Me resulta difícil creer que nadie se plantee, desde la posición de privilegio que tiene, ese malestar social que genera la reacción de las personas más desfavorecidas. El odio no surge de manera espontánea y durante años se ha sometido a una buena parte de la población a las pruebas más duras de supervivencia: recortes en sanidad y en educación, dificultad de acceso a una vivienda digna, una distribución de la riqueza ineficaz, bloqueo al ascensor social, congelación salarial y un largo etcétera.

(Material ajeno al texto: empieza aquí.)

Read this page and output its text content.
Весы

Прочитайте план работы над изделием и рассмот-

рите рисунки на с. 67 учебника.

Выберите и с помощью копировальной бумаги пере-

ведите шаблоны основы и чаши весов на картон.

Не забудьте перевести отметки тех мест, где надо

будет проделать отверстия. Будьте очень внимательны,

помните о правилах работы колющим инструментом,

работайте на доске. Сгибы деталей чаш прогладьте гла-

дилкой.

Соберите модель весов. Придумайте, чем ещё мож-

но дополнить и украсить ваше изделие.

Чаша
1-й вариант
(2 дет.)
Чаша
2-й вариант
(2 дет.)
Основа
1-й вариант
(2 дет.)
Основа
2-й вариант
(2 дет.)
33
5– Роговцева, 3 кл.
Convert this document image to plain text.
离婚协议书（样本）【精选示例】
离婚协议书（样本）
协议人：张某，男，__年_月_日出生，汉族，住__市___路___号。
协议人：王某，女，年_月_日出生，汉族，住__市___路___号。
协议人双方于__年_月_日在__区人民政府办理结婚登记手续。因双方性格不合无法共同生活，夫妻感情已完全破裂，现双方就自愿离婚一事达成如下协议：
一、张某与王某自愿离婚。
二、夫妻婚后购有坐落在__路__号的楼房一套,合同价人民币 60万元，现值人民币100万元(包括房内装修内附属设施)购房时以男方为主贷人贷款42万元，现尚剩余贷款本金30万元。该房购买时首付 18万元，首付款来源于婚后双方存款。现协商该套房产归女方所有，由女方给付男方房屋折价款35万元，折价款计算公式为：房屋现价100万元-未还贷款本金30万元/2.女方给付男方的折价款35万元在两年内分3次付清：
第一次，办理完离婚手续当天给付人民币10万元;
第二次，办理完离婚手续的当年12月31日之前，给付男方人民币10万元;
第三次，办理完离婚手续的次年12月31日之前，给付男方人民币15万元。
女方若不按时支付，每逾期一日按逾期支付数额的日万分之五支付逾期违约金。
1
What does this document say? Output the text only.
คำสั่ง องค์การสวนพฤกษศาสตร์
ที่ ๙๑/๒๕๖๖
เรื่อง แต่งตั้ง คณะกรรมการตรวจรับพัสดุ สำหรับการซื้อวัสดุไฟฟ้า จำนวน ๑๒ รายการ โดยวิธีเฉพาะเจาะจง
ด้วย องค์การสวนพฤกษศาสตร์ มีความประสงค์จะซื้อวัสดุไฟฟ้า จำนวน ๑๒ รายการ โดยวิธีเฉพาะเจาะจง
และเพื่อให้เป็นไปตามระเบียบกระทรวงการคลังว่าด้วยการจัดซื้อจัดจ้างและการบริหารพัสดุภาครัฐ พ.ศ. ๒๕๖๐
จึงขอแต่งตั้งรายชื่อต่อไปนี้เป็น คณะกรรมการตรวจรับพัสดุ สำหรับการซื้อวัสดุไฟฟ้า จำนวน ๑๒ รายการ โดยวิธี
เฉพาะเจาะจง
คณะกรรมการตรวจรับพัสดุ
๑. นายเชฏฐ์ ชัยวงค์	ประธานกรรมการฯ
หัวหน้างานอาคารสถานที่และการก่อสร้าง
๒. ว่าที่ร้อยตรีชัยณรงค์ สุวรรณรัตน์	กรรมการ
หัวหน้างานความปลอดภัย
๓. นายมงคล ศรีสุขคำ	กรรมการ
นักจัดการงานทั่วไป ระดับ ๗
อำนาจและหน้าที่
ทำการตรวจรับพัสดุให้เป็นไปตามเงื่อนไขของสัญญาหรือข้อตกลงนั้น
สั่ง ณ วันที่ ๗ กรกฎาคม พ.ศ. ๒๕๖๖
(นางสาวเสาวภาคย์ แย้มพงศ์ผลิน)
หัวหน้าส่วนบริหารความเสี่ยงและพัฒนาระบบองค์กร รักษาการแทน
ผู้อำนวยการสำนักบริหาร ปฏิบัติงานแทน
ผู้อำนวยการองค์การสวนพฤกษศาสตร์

Lo demuestran las grandes diferencias entre el 1% muy rico y el 99% restante. También los salarios medios, como el de la Comunidad de Madrid, por encima de los 27.000 euros anuales, cuando la realidad es que la distribución de los ingresos por sector económico marca profundas divergencias entre los entre 13 y 16 mil euros del ámbito de la hostelería, hasta los entre 45 y 54 mil euros de sueldo promedio en el sector energético. No tengo a mano los datos de Chile, pero me imagino que la realidad es mucho más alarmante.
Laboratorio
Chile ha sido laboratorio de las políticas neoliberales desde hace más de 40 años. ¿De verdad esperaban que la gente se siguiera bajando los pantalones para siempre y sin rechistar? Las universidades, los bancos, las AFP –el sistema vigente de la administradoras de fondos de pensiones, algo así como una seguridad social pero basada en la ganancia privada, ha demostrado ser injusto y sangrante con su afiliación–, la corrupción en todos los ámbitos (incluidos los del Gobierno y los de las fuerzas de orden y seguridad del Estado), la represión, la privatización de la salud y la educación, la vivienda "social", el abuso del bono como medida populista, la colusión de grupos de empresas para subir precios de manera coordinada... ¡Ha sido mucho!
Se ha sometido a una buena parte de su población a un abuso permanente, con un condicionamiento socioeconómico rígido basado en un clasismo granítico –creo que imposible de erradicar a medio plazo–, con casi nulas posibilidades de una movilidad social y pocas opciones de progreso. No es la primera vez que afirmo que en Chile resulta absolutamente determinante el lugar de nacimiento para la trayectoria personal y profesional, lo que no habla precisamente bien del contrato social sobre el que se ha construido mi país.
Actualmente, las soluciones que se ofrecen desde el Gobierno realmente no cambian nada. La crisis está en la estructura socioeconómica, cultural y política de un país que profundizó demasiado la brecha entre unos y otros, los de más acá y los de más allá, sin entender que el desarrollo y el futuro de un país dependen de la suma de todos, y no solo de unos pocos privilegiados. Por supuesto que no justifico la violencia, pero entiendo el hartazgo de una buena parte de la población chilena. El problema es que, mientras no haya una señal clara de cambio o de un compromiso social lejos de respuestas cortoplacistas, esto no va a acabar y, casi sin ninguna duda, va a ir a peor. A mucho peor.
Y ese es el miedo principal: la inacción. Le temo más a la apatía de las autoridades y de la Administración que a la violencia. Me preocupa más el egoísmo de quienes son incapaces de comprender la raíz del descontento y que ocupan más tiempo en deslegitimar esa efervescencia social que en analizar su raíz. Me inquieta mucho más el desprendimiento emocional respecto de la crisis sociopolítica que la manifestación visceral de la ciudadanía en las calles. Porque vale que aquí están en juego el orden y la seguridad de un país que durante mucho tiempo aprendió a callar, por miedo o por comodidad, pero me parece mucho más preocupante que esté en entredicho el sistema que definirá el futuro de Chile.
Es de tal magnitud esta problemática, que ha traspasado todas las capas de la sociedad, desde las cúpulas de poder hasta las calles más alejadas de ellas. El devenir de mi país no tiene que ver con el llamado a la represión policial o militar, sino con la reformulación de las bases que lo sostienen, bases que deben velar por la justicia social, la igualdad de oportunidades y por reducir una brecha tan grande que se ha convertido en la falla que ha separado a una nación en varios trozos imposibles de volver a juntar en las mismas condiciones. Mientras esa idea no cale, el campo de batalla estará asegurado, con todas sus consecuencias.